Damit räumten sie eine Hürde für eine Lösung des monatelangen Tarifstreits beim bundeseigenen Konzern aus dem Weg. Der GDL-Vorsitzende Manfred Schell sprach nach einem Spitzentreffen bei Bahnchef Hartmut Mehdorn in Berlin von einem befriedigenden Ergebnis. Er bekräftigte, dass zunächst keine neuen Streiks drohten. Die Verhandlungen mit der Bahn sollen an diesem Freitag in Frankfurt/Main fortgesetzt werden.

Der Transnet-Vorsitzende Norbert Hansen sagte: "Wir sind einen erheblichen Schritt weitergekommen in der Frage des gegenseitigen Vertrauens." Im Rahmen eines neuen Tarifsystems soll die GDL mit der Bahn einen eigenständigen Tarifvertrag für die Lokführer aushandeln. Beide Seiten hatten in der vergangenen Woche vereinbart, darin bis Ende Januar Regelungen zu Arbeitszeiten und Entgelten festzulegen. Die GDL hatte bereits damals zugesagt, während der Verhandlungen auf Streiks zu verzichten.

Transnet und GDBA sollen parallel für fünf weitere Berufsgruppen- Tarifverträge mit der Bahn verhandeln. Bei dem Spitzentreffen wurde am Donnerstag eine gegenseitige Anerkennung der Tarifverträge vereinbart. Als Klammer über den sechs Funktions-Tarifverträgen soll ein Basis-Tarifvertrag mit allgemeinen Bestimmungen für alle Beschäftigten dienen.

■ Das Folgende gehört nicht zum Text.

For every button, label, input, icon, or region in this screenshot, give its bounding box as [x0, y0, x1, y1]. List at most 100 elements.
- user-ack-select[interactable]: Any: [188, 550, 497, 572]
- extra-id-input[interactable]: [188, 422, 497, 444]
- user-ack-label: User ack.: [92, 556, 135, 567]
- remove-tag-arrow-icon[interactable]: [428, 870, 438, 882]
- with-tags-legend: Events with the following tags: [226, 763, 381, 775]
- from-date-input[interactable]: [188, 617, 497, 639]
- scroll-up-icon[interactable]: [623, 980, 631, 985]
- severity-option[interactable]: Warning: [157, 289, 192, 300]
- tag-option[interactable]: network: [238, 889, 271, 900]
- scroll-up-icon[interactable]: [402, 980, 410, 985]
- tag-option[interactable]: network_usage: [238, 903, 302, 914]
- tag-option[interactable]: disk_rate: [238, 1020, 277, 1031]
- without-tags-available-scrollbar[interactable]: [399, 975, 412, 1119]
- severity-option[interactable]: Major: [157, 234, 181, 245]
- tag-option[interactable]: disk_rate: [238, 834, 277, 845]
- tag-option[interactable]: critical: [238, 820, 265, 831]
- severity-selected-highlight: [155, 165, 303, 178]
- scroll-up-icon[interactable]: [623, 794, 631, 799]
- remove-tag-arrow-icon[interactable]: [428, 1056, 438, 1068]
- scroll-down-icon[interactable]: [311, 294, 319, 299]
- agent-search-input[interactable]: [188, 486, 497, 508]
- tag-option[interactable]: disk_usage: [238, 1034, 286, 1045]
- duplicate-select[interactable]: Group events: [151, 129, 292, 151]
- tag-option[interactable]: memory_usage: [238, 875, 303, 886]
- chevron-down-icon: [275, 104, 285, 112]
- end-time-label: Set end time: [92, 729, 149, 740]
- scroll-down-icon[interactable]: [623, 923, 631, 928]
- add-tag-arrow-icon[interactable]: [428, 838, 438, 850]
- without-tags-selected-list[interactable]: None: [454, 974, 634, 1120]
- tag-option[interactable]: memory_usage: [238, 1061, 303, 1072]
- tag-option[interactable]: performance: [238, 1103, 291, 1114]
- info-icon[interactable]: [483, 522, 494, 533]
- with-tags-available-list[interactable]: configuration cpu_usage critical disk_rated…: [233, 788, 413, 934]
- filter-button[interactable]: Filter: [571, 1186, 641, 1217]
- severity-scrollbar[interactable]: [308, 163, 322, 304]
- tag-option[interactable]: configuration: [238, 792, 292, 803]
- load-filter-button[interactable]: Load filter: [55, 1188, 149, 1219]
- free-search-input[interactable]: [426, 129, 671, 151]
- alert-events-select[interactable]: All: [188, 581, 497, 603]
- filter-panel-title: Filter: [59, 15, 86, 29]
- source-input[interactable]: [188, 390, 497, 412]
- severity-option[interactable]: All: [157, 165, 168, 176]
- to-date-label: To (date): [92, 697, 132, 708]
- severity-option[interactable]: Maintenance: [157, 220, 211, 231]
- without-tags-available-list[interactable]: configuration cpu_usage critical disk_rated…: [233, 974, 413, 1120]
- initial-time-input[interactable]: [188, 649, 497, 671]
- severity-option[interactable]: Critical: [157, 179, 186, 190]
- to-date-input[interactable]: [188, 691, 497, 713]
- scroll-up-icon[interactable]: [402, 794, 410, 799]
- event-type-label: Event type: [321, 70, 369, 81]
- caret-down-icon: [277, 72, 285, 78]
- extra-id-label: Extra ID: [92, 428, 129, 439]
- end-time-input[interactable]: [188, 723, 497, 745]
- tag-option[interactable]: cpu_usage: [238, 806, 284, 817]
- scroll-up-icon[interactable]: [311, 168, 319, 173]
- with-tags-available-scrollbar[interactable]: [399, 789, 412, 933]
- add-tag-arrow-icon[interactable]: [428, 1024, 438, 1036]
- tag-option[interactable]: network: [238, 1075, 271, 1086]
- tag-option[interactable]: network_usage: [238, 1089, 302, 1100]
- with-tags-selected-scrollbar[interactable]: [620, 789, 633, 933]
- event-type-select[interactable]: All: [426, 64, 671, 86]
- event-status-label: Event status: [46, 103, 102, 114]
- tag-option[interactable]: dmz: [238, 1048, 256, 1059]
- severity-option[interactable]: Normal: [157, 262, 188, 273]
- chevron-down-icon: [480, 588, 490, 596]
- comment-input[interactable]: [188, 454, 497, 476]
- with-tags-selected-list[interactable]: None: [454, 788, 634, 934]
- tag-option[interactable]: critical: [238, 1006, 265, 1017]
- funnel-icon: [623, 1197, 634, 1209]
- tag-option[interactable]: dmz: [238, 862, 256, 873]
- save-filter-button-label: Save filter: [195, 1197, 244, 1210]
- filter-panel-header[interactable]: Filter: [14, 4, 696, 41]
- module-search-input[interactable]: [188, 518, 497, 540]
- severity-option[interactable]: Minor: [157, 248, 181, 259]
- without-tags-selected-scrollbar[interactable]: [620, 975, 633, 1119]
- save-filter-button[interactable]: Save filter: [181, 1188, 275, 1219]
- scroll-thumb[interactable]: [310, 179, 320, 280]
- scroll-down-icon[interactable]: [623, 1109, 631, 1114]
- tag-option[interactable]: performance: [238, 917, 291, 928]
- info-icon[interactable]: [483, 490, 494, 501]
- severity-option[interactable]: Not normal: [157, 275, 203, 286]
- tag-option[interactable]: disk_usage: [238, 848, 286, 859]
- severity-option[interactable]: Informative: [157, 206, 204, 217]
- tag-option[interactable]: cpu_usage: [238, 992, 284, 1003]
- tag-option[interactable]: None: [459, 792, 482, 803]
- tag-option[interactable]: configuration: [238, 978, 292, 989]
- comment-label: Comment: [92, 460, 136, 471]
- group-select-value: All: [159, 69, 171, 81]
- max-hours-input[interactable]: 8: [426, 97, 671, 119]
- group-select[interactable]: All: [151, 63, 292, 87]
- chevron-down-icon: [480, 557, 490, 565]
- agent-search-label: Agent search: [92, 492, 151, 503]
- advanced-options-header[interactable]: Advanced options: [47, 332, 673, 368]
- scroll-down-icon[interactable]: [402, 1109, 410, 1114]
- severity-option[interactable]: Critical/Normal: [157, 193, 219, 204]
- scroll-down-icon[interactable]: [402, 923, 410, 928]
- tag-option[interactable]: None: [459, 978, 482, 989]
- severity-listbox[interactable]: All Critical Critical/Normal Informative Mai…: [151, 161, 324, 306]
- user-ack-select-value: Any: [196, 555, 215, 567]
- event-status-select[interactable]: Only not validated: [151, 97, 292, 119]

Noch nicht geklärt ist jedoch, welche Beschäftigten in welche Funktionsgruppe fallen. Transnet beansprucht die Verhandlungsführung für die Lokführer in Werkstätten und auf Rangierbahnhöfen, die mehrheitlich bei ihr organisiert sind. In der Frage sei man nun aber gesprächsfähig, sagte Hansen nach dem Treffen. Die Kooperationsvereinbarung könne sicherstellen, dass Transnet-Lokführer tariflich nicht schlechter gestellt würden als Kollegen auf der Strecke, von denen die meisten Mitglieder der GDL sind.

Bundesverkehrsminister Wolfgang Tiefensee (SPD) hatte sich vor dem Treffen zurückhaltend zu den Chancen für eine Einigung in dem seit Monaten schwelenden Konflikt mit der GDL geäußert. "Die großen Probleme liegen immer noch vor uns. Es braucht noch viel Arbeit und Kompromissbereitschaft, um hier zu einer Lösung zu kommen." Auch Mehdorn hatte sich am Mittwoch "sehr skeptisch" gezeigt. Nach dem Treffen äußerte er sich nicht.